China Oil Imports Drop To Four Month Low As Demand Is Expected To "Moderate Significantly" In 2016 - One of the bright spot of demand for oil in recent months has been China, where teapot refineries have been firing on all fours following the recent loosening of import restrictions, and buying up every last barrel of oil they could find abroad (courtesy of the recent massive credit injection by the PBOC) resulting in an unprecedented glut of gasoline. That is no longer the case. According to Bloomberg, oil imports by China, the world’s biggest consumer after the U.S., fell to a four-month low in part due to congestion at one of its biggest ports curbed purchases from independent refiners.

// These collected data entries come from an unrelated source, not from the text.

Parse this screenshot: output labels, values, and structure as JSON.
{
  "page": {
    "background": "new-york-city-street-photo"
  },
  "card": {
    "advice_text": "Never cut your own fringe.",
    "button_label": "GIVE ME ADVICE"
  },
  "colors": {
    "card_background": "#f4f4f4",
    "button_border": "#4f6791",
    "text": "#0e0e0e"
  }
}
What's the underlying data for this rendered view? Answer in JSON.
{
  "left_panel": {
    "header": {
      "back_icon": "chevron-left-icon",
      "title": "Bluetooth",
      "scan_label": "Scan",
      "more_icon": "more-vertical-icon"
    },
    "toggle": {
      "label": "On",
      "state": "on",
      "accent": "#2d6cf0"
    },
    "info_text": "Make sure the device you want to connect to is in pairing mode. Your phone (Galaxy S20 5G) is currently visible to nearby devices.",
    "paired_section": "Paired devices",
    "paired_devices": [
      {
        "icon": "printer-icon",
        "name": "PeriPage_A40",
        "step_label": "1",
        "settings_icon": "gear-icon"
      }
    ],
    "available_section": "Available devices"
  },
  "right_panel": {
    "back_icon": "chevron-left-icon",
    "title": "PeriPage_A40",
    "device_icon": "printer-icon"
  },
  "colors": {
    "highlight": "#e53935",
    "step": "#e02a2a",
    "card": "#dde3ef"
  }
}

Inbound shipments in May totaled 32.24 million metric tons, data from the Beijing-based General Administration of Customs showed on Wednesday. That’s equivalent to 7.62 million barrels a day , down 4.3 percent from the previous month, and the lowest since January. Net oil-product exports fell by almost one-third from April to 810,000 tons. This validates what we noted two months ago when we looked at the unprecedented glut of full tankers lying in wait in places like the Persian Gulf and the Straits of Malacca, waiting for higher prices to make landfall. As we noted then, "It's not just the Persian Gulf though: shocking sights can be seen in in Asia, where many ports have not been upgraded in time to deal with ravenous demand as consumers take advantage of cheap fuel. "It's the worst I've seen at Qingdao," said a tanker captain waiting to offload at the world's seventh busiest port, adding that his crew was killing time doing maintenance work. " This has now been confirmed. According to Bloomberg, "Qingdao port in Shandong province, where most teapots are based, has been congested this year from “unprecedented” tanker traffic, according to Liu Jin, general manager of Qingdao Shihua Crude Oil Terminal Co., which operates oil berths at the port." “The congestion at the Qingdao port is highlighting the need to slow the pace of buying,” Michal Meidan, an Asia energy analyst at Energy Aspects Ltd., said by e-mail. “Prices have gone up, so teapots will use this to take stock of their buying patterns thus far.”